もし、解雇しにくいからいじめをする、という命題が正しいのであれば、これだけ解雇がやりたい放題な中小零細企業が圧倒的な労働局あっせん事案では、それを回避するためのめんどくさいいじめ事案なんかあんまり出てこないはずですね。

ところがどっこい、労働局あっせん事案は解雇も山のようにありますが、最近はそれ以上にいじめ嫌がらせによる自己都合退職事案がごまんとあります。もちろん、解雇もいくらでもやれそうな中小零細企業です。

・10001(派男):派遣先上司から時間外に個室で業務指導(説教)で退職(3万円で解決)

・10027(正女):同僚から言葉の暴力やセクハラまがいをされ退職(10万円で解決)

・10084(非男):同僚からのいじめについて異動させるとの約束を守られず退職(22.5万円で解決)

・10157(正女):上司から仕事ミスを厳しく叱責され、モニターで監視され退職(打切り)

・10215(正女):事務に向かないと異動を強要、心療内科に通い、退職(45万円で解決)

・10218(正女):「あなたの席はそこではない」等と言われ、退職(不参加)

・20090(非女):同僚3人からいじめを受け、上司も対応せず、退職(打切り)

・20118(正男):勝手に作業手順を変え問題を起こしたため掃除を命じられ退職(取下げ)

・20121(正女):先輩店員にいじめられ、店長に相談しても対応せず退職(25万円で解決)

・20124(正男):上司からパワハラを受け、心身にストレスがたまり退職(打切り)

・20158(正男):素手で便器掃除やゴミ片付けをさせられ、ボケ、バカと言われた(打切り)

・20212(非女):店長から「年取って邪魔なのでハローワークで仕事を探すように」と言われ退職(不参加)

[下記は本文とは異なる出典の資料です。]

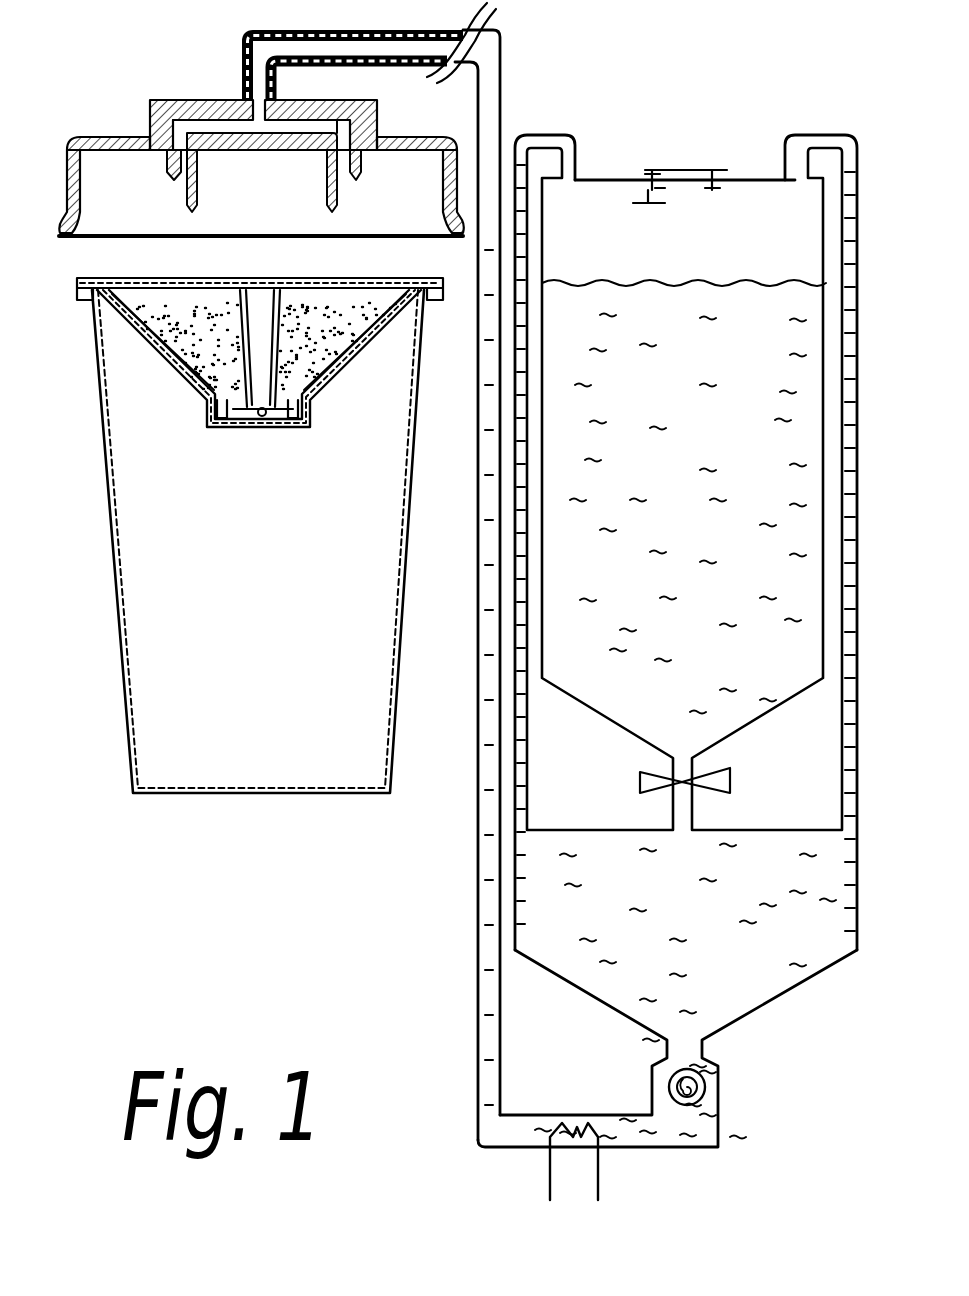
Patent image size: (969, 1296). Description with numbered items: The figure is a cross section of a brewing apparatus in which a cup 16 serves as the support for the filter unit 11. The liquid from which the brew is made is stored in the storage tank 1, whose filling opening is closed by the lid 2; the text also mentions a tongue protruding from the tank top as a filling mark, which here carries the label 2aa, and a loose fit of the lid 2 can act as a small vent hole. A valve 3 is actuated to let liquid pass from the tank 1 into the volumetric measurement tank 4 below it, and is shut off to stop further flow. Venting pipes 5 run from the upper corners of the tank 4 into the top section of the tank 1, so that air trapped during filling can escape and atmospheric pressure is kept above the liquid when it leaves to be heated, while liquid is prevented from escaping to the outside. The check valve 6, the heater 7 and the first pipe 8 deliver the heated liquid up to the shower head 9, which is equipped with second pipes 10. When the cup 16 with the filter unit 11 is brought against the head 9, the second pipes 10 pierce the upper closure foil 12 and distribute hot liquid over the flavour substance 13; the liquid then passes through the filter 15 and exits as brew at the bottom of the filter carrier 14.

The storage tank 1 is at (796, 206).
The lid 2 is at (683, 170).
The temperature sensor 2aa is at (646, 200).
The valve 3 is at (713, 783).
The volumetric measurement tank 4 is at (821, 903).
The venting pipes 5 is at (797, 140).
The check valve 6 is at (688, 1088).
The heater 7 is at (582, 1148).
The first pipe 8 is at (480, 600).
The shower head 9 is at (157, 108).
The second pipes 10 is at (355, 176).
The filter unit 11 is at (338, 292).
The closure foil 12 is at (143, 282).
The flavour substance 13 is at (166, 318).
The filter carrier 14 is at (183, 372).
The filter 15 is at (330, 363).
The cup 16 is at (160, 688).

・30034(派女):いじめから生ずる心身ストレスで勤務できなくなった(打切り)

・30035(派女):派遣先のいじめで他の職場に変えてもらえずうつ病で働けなくなった(打切り)

・30094(非女):公休日を無断欠勤扱いされ、中傷メモを貼られ、追い込まれ退職(打切り)

・30098(正男):不眠症から復職しようとしたら社長から暴言、うつ病で退職(18万円で解決)

・30166(非女):管理人夫妻から「自分でシフトを決めるな」と言われ、退職(9万円で解決)

・30176(正男):長時間の拘束と度を超した罵詈雑言で退職(不参加)

・30205(非女):社長から名指しで過大な暴言を受け退職(15万円で解決)

・30236(正男):皆の前でミスを公表し「欠陥社員」と言われ、うつ病で休職、退職(100万円で解決)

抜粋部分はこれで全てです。